Dissipating the heat of combustion imposes immense cooling water demands. Original planning called for sluicing 64 cubic metres of water per second through the Moorburg plant, constituting about half the flow of the Elbe River. To avoid overheating aquatic ecosystems, restricted water withdrawal hours were imposed. Vattenfall ultimately redesigned the plant to use self-contained cooling towers. These closed-cycle evaporation systems diminish net plant power by only about one per cent compared with flow-through cooling.

A CCS retrofit could boost cooling requirements by another 25 per cent, however. The grid output capacity would be diminished by nearly a third due to the power demands of CO2 capture and pipeline compression.
Elbe water withdrawal by the plant was prohibited altogether by court order at the beginning of 2013. The increased temperatures of cooling system discharges would have diminished the survival rates of microscopic organisms within aquatic food chains.

Additional revenues had originally been expected from dedicating 650 MW of thermal capacity at Moorburg for heating 180,000 dwellings in the city of Hamburg. Deploying dissipated thermal energy would have raised coal utilisation from 46.5 per cent, solely for power generation, to 61 per cent for combined heat and power. Since the Moorburg site is on the southern Elbe shore, however, a 4.4 kilometre tunnel beneath the river – extolled by the chamber of commerce as the “artery” of the plant – would have been required to connect with the borough of Altona. Excavation could have necessitated uprooting 300 trees in greenway parks. Public opposition to the loss of city landscapes motivated Vattenfall to cancel the project, substituting a new gas-fired plant in Wedel, to the west of Altona.
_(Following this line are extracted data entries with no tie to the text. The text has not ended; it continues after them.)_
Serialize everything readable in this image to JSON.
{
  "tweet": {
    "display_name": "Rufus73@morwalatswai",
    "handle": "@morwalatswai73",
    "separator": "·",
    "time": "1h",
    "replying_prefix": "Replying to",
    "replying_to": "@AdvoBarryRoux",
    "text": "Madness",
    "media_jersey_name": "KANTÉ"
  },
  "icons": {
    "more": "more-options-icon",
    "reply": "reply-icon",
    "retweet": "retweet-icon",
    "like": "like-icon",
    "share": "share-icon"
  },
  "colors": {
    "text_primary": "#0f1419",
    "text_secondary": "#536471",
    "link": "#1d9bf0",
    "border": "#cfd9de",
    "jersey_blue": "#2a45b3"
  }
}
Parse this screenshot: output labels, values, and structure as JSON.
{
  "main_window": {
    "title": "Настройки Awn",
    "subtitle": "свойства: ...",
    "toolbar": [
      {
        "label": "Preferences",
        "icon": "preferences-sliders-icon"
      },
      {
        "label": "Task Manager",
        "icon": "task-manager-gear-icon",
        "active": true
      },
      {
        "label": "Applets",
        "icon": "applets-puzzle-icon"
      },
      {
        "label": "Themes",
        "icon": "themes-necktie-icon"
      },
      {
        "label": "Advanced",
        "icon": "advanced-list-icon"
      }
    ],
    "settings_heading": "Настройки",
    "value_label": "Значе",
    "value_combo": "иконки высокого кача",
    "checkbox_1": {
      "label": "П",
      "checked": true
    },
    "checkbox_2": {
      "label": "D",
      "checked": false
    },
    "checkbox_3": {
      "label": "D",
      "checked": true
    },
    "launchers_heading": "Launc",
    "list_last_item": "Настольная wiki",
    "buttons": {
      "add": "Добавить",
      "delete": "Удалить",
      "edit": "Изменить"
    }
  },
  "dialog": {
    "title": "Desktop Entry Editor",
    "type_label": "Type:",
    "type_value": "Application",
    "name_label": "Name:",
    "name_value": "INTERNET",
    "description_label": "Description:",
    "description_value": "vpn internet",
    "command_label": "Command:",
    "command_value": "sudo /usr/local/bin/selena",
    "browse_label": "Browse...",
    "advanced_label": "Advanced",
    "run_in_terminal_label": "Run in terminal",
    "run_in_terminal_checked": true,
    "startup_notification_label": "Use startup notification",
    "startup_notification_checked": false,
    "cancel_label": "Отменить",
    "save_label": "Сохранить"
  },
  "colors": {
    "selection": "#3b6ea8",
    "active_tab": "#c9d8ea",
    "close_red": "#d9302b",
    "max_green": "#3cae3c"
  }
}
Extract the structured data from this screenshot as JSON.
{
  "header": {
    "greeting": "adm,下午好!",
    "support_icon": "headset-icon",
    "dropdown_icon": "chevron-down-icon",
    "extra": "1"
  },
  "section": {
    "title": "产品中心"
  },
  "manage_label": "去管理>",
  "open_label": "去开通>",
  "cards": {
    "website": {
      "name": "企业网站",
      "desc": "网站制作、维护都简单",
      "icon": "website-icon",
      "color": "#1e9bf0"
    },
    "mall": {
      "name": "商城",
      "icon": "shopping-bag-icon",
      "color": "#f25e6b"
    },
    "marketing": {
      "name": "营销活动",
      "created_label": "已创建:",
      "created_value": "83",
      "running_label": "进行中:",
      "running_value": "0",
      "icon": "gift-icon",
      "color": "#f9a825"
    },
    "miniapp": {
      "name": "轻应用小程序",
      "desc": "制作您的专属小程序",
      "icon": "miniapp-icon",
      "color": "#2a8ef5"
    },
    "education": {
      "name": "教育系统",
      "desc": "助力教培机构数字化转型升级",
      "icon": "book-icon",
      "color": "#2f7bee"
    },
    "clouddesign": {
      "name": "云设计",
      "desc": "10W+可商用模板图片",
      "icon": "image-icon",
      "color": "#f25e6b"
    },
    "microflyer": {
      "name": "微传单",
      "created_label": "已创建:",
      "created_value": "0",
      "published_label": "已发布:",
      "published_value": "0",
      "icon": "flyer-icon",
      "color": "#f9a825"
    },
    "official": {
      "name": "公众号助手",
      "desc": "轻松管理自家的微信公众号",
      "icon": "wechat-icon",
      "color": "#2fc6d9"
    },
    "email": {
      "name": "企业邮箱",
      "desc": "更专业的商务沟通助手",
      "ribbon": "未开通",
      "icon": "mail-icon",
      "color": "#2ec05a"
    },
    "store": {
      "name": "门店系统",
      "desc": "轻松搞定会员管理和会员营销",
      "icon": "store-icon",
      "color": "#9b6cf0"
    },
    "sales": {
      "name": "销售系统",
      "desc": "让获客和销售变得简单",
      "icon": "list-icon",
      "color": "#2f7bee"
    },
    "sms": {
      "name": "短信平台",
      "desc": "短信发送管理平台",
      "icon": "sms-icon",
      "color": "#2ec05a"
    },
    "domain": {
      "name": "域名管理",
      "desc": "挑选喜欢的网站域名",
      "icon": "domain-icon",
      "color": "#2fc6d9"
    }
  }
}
However, a city referendum in September 2013 revoked Vattenfall’s power grid concession, restoring municipal ownership for about half a billion euro. The heat distribution network may also be taken over by the Hamburg Senate as late as 2019 for an additional 1.15 billion euro charge.

In all cases, Moorburg will be superfluous to the municipal heating infrastructure. Decentralised power and heating plants could hypothetically be situated throughout the city to eliminate the plant entirely. However, this concept would only be cost-effective if heating services from Wedel could also be precluded. Under present circumstances, by contrast, additional greenhouse gases will be emitted from the second plant to the detriment of climate strategies. From that perspective, the city referendum has been a Pyrrhic victory. 
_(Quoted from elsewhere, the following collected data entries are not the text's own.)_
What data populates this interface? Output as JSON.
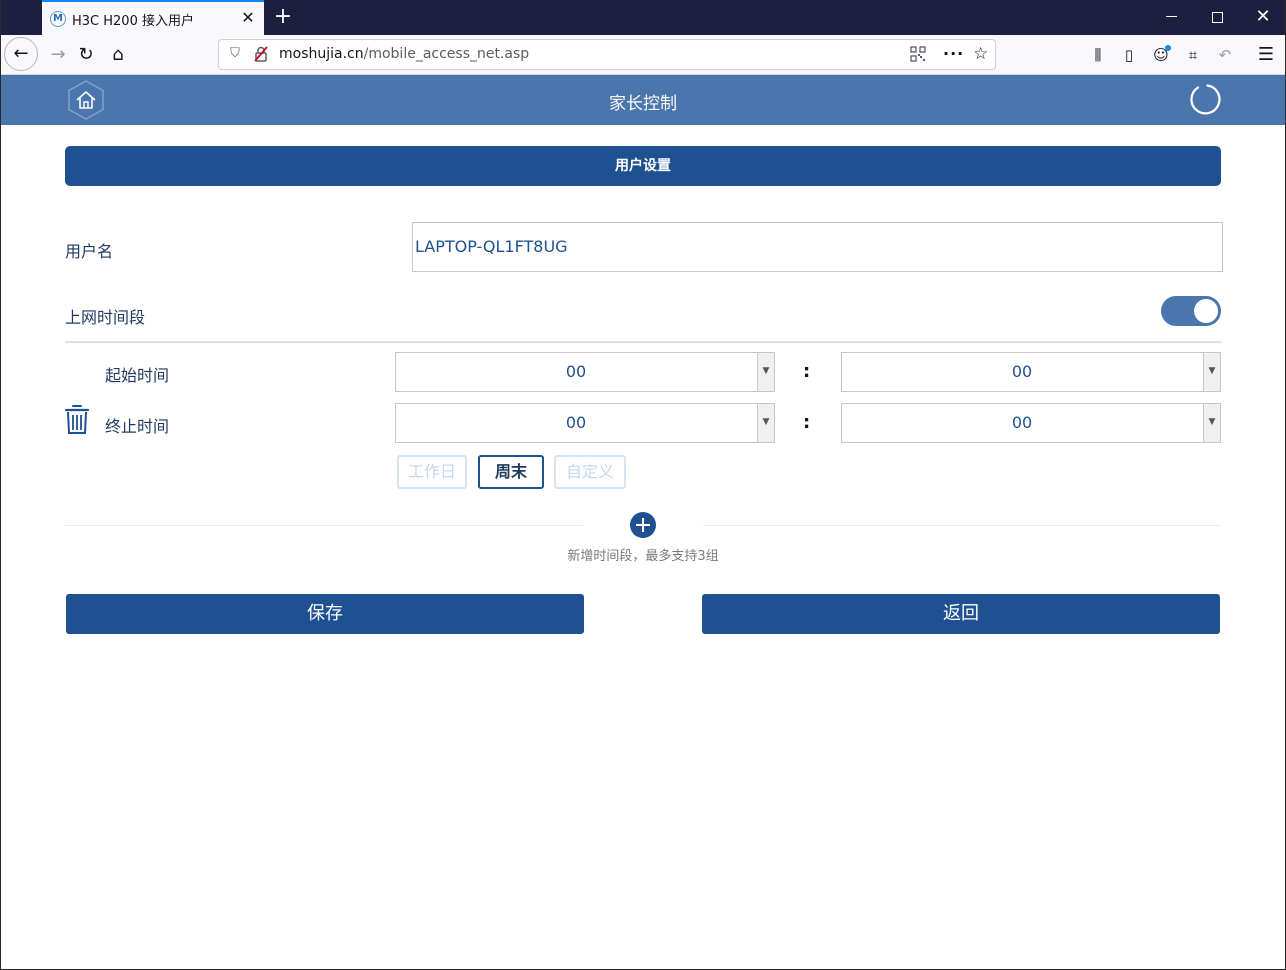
{
  "browser": {
    "tab_title": "H3C H200 接入用户",
    "tab_favicon": "M",
    "url_host": "moshujia.cn",
    "url_path": "/mobile_access_net.asp"
  },
  "header": {
    "title": "家长控制"
  },
  "section": {
    "title": "用户设置"
  },
  "form": {
    "username_label": "用户名",
    "username_value": "LAPTOP-QL1FT8UG",
    "period_label": "上网时间段",
    "period_enabled": true,
    "start_label": "起始时间",
    "end_label": "终止时间",
    "start_hour": "00",
    "start_minute": "00",
    "end_hour": "00",
    "end_minute": "00",
    "colon": ":",
    "day_options": {
      "workday": "工作日",
      "weekend": "周末",
      "custom": "自定义"
    },
    "selected_day_option": "周末",
    "add_hint": "新增时间段，最多支持3组"
  },
  "actions": {
    "save_label": "保存",
    "back_label": "返回"
  },
  "colors": {
    "header_bg": "#4a76ad",
    "primary": "#1f5192",
    "text_blue": "#1f3a5f"
  }
}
When first proposed, the Moorburg power station represented an advanced technological realisation. The necessary substitution of Elbe water withdrawal by hybrid cooling towers has since lowered plant efficiency. Water vaporisation from these structures now raises the danger of airborne Legionella microbes being wafted over nearby residential areas.

The abandonment of heat production has reduced coal utilisation and contradicted the environmental arguments originally made for constructing the plant. A similar 533 MW power station in the Baltic city of Rostock achieves a coal utilisation figure of 62 per cent using combined heat and power.

A study commissioned by Friends of the Earth (BUND) Hamburg predicted in 2007 that the Moorburg project would not be competitive under the EU Emissions Trading Scheme. Vattenfall has relinquished the two essential options – CCS and district heat – capable of lowering the climate risks of coal generation. If carbon emissions are heavily taxed in the future, and if renewable energies continue to diminish the market share remaining for conventional generation, the economic viability of Hamburg’s Moorburg power station will be seriously degraded. For the present, however, the plant endures as a monument to the incompatibility of coal power with municipal climate strategies.